- Location: Emilia-Romagna region, Italy
- Founded: 1950
- Known for: Riunite
- Varietal: Lambrusco
- Distribution: International
- Website: http://www.riunite.com

= Riunite =

Brand of Italian wine

Riunite is a brand of Italian wine imported and sold in a variety of flavors in the United States by Frederick Wildman & Sons of New York City, New York. The brand is known for advertisements of the 1970s and 80s depicting a broad array of social situations and using the tagline: "Riunite on ice, that's nice."

== History ==
Nine wine producers from the Italian region of Emilia-Romagna came together in 1950 as the collective Cantine Cooperative Riunite. Their interest was in exchanging ideas and resources to better all of their respective wine products as well as the producers' fortunes. The cooperative found success in the American export market in 1967 with an amabile-style Lambrusco wine suited to American tastes of the time.

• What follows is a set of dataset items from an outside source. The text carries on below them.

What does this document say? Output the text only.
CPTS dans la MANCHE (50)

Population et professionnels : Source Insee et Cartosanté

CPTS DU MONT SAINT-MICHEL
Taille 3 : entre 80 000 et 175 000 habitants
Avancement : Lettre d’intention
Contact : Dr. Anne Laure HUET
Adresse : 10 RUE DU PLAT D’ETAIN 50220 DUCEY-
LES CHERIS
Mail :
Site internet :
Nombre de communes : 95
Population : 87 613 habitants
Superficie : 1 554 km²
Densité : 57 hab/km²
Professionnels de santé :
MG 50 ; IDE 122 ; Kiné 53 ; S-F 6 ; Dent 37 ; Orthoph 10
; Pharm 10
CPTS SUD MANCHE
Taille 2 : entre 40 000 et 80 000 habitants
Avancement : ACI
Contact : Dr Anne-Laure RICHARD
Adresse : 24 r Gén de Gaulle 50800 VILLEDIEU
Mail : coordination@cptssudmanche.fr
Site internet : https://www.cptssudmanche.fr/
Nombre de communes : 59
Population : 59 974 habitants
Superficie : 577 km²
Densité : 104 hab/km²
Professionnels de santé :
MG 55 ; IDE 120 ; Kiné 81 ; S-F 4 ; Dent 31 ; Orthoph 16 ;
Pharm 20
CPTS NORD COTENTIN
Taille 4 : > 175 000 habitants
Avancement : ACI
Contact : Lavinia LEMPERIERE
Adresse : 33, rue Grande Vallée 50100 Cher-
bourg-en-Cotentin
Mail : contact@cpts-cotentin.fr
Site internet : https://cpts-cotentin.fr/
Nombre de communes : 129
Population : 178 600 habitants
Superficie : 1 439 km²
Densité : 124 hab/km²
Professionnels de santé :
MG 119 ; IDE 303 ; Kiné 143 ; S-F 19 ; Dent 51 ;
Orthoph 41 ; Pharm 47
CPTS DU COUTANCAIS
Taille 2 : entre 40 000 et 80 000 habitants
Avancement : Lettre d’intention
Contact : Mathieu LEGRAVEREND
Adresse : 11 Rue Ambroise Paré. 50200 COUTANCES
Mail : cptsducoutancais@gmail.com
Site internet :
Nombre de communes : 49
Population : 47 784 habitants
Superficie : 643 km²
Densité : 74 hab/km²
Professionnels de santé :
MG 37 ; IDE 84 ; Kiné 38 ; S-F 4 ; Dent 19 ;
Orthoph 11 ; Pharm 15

In 1973 the Riunite brand was the top seller in the U.S. among wine imports, largely due to catchy advertising that made the wine a household name. Sales peaked in 1985 at 11.5 million cases, a record which still stands as of 2012.

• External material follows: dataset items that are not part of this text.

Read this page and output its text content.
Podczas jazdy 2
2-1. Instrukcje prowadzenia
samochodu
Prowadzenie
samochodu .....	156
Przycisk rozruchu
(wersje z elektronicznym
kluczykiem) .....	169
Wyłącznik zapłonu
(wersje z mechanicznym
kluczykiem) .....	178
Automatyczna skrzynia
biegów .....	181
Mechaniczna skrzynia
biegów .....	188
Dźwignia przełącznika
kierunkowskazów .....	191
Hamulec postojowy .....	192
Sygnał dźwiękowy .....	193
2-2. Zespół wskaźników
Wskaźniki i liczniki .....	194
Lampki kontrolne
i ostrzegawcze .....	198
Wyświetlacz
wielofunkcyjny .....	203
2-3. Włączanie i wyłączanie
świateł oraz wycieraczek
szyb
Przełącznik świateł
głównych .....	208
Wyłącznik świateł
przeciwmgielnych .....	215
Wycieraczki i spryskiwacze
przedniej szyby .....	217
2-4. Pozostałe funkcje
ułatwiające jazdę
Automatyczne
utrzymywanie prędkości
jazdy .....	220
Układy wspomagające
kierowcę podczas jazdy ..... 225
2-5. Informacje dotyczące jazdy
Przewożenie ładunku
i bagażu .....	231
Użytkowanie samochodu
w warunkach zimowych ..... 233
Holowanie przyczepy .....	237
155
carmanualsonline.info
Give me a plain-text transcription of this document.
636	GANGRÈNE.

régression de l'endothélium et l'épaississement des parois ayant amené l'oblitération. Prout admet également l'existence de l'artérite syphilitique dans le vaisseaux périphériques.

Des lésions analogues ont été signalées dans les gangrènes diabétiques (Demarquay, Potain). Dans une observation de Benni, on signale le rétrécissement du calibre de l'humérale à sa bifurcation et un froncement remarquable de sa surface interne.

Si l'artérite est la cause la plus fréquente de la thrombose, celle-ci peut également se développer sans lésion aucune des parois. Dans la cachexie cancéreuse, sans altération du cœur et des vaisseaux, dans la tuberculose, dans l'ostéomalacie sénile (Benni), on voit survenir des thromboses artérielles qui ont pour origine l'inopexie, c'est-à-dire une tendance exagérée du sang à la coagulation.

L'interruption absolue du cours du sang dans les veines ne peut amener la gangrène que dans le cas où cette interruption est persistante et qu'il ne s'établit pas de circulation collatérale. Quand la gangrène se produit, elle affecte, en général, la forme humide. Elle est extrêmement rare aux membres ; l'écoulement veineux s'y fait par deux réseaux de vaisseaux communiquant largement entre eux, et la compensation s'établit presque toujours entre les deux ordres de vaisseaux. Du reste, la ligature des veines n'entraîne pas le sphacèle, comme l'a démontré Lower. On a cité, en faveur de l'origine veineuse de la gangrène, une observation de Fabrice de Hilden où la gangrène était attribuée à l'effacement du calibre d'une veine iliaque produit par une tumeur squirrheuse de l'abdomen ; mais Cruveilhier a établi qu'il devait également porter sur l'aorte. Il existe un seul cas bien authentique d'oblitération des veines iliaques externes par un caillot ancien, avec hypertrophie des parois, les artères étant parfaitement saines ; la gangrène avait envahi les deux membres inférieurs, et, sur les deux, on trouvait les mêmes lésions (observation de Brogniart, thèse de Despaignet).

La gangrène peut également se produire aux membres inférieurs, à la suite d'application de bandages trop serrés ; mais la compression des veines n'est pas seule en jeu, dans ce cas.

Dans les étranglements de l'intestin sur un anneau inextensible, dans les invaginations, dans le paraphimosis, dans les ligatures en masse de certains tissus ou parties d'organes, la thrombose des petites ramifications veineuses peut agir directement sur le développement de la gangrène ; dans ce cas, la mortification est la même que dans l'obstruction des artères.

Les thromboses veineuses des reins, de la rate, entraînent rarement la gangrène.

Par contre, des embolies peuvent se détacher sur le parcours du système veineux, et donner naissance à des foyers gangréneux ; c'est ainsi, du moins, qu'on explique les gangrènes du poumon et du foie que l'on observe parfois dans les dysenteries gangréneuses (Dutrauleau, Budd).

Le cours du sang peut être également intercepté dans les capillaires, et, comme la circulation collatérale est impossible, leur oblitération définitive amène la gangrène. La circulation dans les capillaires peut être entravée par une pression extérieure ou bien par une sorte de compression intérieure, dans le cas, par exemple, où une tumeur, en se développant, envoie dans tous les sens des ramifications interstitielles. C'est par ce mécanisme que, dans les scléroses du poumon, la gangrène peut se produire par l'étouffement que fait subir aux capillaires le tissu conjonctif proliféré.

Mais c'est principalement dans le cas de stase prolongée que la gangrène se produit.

Riunite has settled into a quieter profile in recent years. However, while the wine has seen a 2001 floor of 1.77 million cases and the ads are no longer the fixture they once were on American television, it has seen a resurgence. In 2006, the look of the bottle and label was redesigned. And in August 2009, VB Imports began a "Reinvent Riunite" campaign which urged people to create commercials based around the famous campaigns of their heyday.

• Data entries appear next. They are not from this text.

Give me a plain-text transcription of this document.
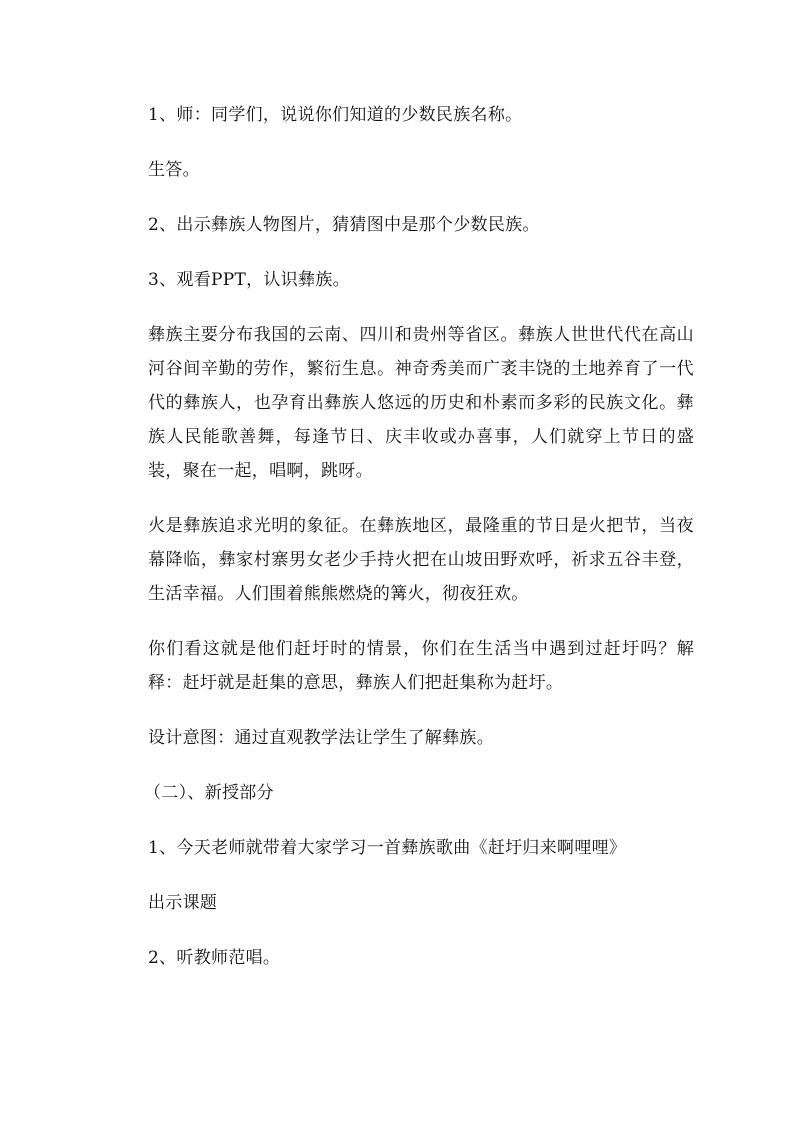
1、师：同学们，说说你们知道的少数民族名称。

生答。

2、出示彝族人物图片，猜猜图中是那个少数民族。

3、观看PPT，认识彝族。

彝族主要分布我国的云南、四川和贵州等省区。彝族人世世代代在高山河谷间辛勤的劳作，繁衍生息。神奇秀美而广袤丰饶的土地养育了一代代的彝族人，也孕育出彝族人悠远的历史和朴素而多彩的民族文化。彝族人民能歌善舞，每逢节日、庆丰收或办喜事，人们就穿上节日的盛装，聚在一起，唱啊，跳呀。

火是彝族追求光明的象征。在彝族地区，最隆重的节日是火把节，当夜幕降临，彝家村寨男女老少手持火把在山坡田野欢呼，祈求五谷丰登，生活幸福。人们围着熊熊燃烧的篝火，彻夜狂欢。

你们看这就是他们赶圩时的情景，你们在生活当中遇到过赶圩吗？解释：赶圩就是赶集的意思，彝族人们把赶集称为赶圩。

设计意图：通过直观教学法让学生了解彝族。

（二）、新授部分

1、今天老师就带着大家学习一首彝族歌曲《赶圩归来啊哩哩》

出示课题

2、听教师范唱。
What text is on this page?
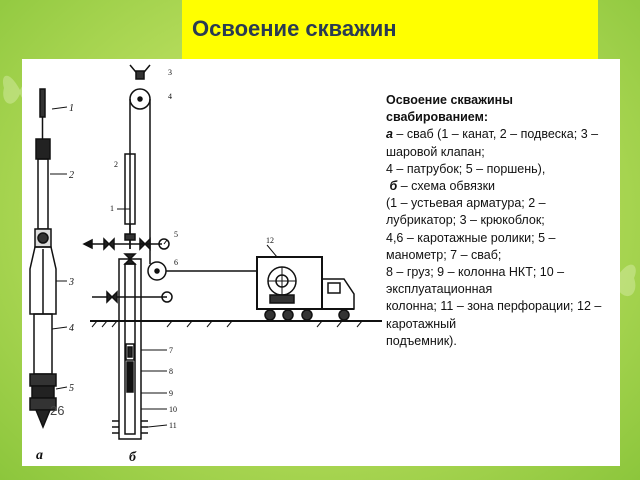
Освоение скважин
1
2
3
4
5
а
3
4
2
1
5
6
7
8
9
10
11
12
б
Освоение скважины
свабированием:
а – сваб (1 – канат, 2 – подвеска; 3 –
шаровой клапан;
4 – патрубок; 5 – поршень),
б – схема обвязки
(1 – устьевая арматура; 2 –
лубрикатор; 3 – крюкоблок;
4,6 – каротажные ролики; 5 –
манометр; 7 – сваб;
8 – груз; 9 – колонна НКТ; 10 –
эксплуатационная
колонна; 11 – зона перфорации; 12 –
каротажный
подъемник).
26
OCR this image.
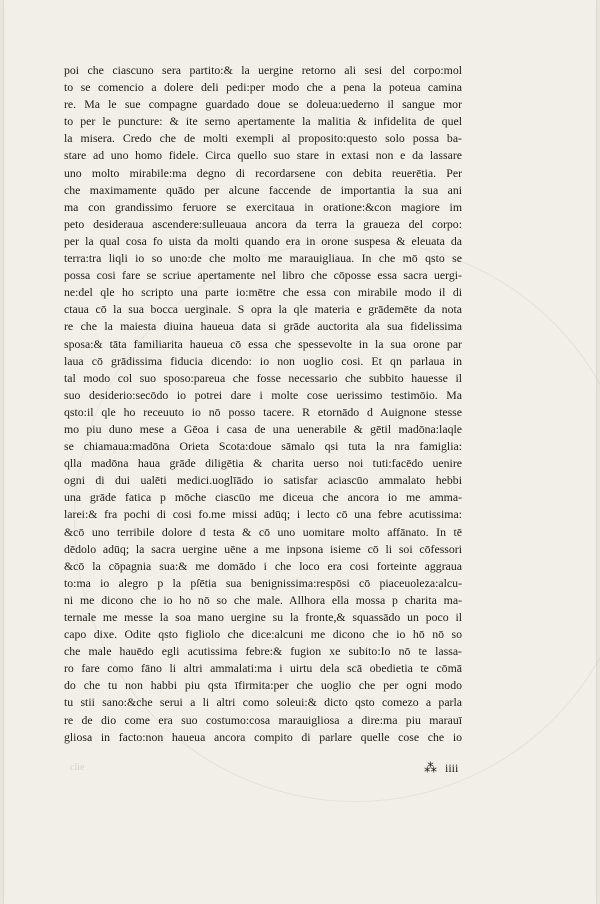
poi che ciascuno sera partito:& la uergine retorno ali sesi del corpo:mol
to se comencio a dolere deli pedi:per modo che a pena la poteua camina
re. Ma le sue compagne guardado doue se doleua:uederno il sangue mor
to per le puncture: & ite serno apertamente la malitia & infidelita de quel
la misera. Credo che de molti exempli al proposito:questo solo possa ba-
stare ad uno homo fidele. Circa quello suo stare in extasi non e da lassare
uno molto mirabile:ma degno di recordarsene con debita reuerētia. Per
che maximamente quādo per alcune faccende de importantia la sua ani
ma con grandissimo feruore se exercitaua in oratione:&con magiore im
peto desideraua ascendere:sulleuaua ancora da terra la graueza del corpo:
per la qual cosa fo uista da molti quando era in orone suspesa & eleuata da
terra:tra liqli io so uno:de che molto me marauigliaua. In che mō qsto se
possa cosi fare se scriue apertamente nel libro che cōposse essa sacra uergi-
ne:del qle ho scripto una parte io:mētre che essa con mirabile modo il di
ctaua cō la sua bocca uerginale. S opra la qle materia e grādemēte da nota
re che la maiesta diuina haueua data si grāde auctorita ala sua fidelissima
sposa:& tāta familiarita haueua cō essa che spessevolte in la sua orone par
laua cō grādissima fiducia dicendo: io non uoglio cosi. Et qn parlaua in
tal modo col suo sposo:pareua che fosse necessario che subbito hauesse il
suo desiderio:secōdo io potrei dare i molte cose uerissimo testimōio. Ma
qsto:il qle ho receuuto io nō posso tacere. R etornādo d Auignone stesse
mo piu duno mese a Gēoa i casa de una uenerabile & gētil madōna:laqle
se chiamaua:madōna Orieta Scota:doue sāmalo qsi tuta la nra famiglia:
qlla madōna haua grāde diligētia & charita uerso noi tuti:facēdo uenire
ogni di dui ualēti medici.uoglīādo io satisfar aciascūo ammalato hebbi
una grāde fatica p mōche ciascūo me diceua che ancora io me amma-
larei:& fra pochi di cosi fo.me missi adūq; i lecto cō una febre acutissima:
&cō uno terribile dolore d testa & cō uno uomitare molto affānato. In tē
dēdolo adūq; la sacra uergine uēne a me inpsona isieme cō li soi cōfessori
&cō la cōpagnia sua:& me domādo i che loco era cosi forteinte aggraua
to:ma io alegro p la pſētia sua benignissima:respōsi cō piaceuoleza:alcu-
ni me dicono che io ho nō so che male. Allhora ella mossa p charita ma-
ternale me messe la soa mano uergine su la fronte,& squassādo un poco il
capo dixe. Odite qsto figliolo che dice:alcuni me dicono che io hō nō so
che male hauēdo egli acutissima febre:& fugion xe subito:Io nō te lassa-
ro fare como fāno li altri ammalati:ma i uirtu dela scā obedietia te cōmā
do che tu non habbi piu qsta īfirmita:per che uoglio che per ogni modo
tu stii sano:&che serui a li altri como soleui:& dicto qsto comezo a parla
re de dio come era suo costumo:cosa marauigliosa a dire:ma piu marauī
gliosa in facto:non haueua ancora compito di parlare quelle cose che io
clie	⁂ iiii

In 2012, an advertising campaign directed at younger women and linked to the introduction of two new varieties based on increased popularity of sweeter varietals, Riunite Sweet Red and Riunite Sweet White, was designed by Modea, a small award-winning advertising agency that specializes in digital campaigns. The slogan, "Just Chill" headlines the campaign which features a website designed to appeal to young women.

In 2015 Riunite redesigned their label, and created all new advertising and website. They also won gold medals in the 2015 San Diego International Wine Competition and the Winemaker Challenge

In 2019, after a partnership spanning over 50 years, Banfi Vintners and Riunite mutually agreed to part ways. “With all the history we have made together, this is a difficult announcement to make,” said Banfi Vintners CEO Cristina Mariani-May. “However, after thoughtful consideration for our long-term goals, both sides concluded that it is time to move on.”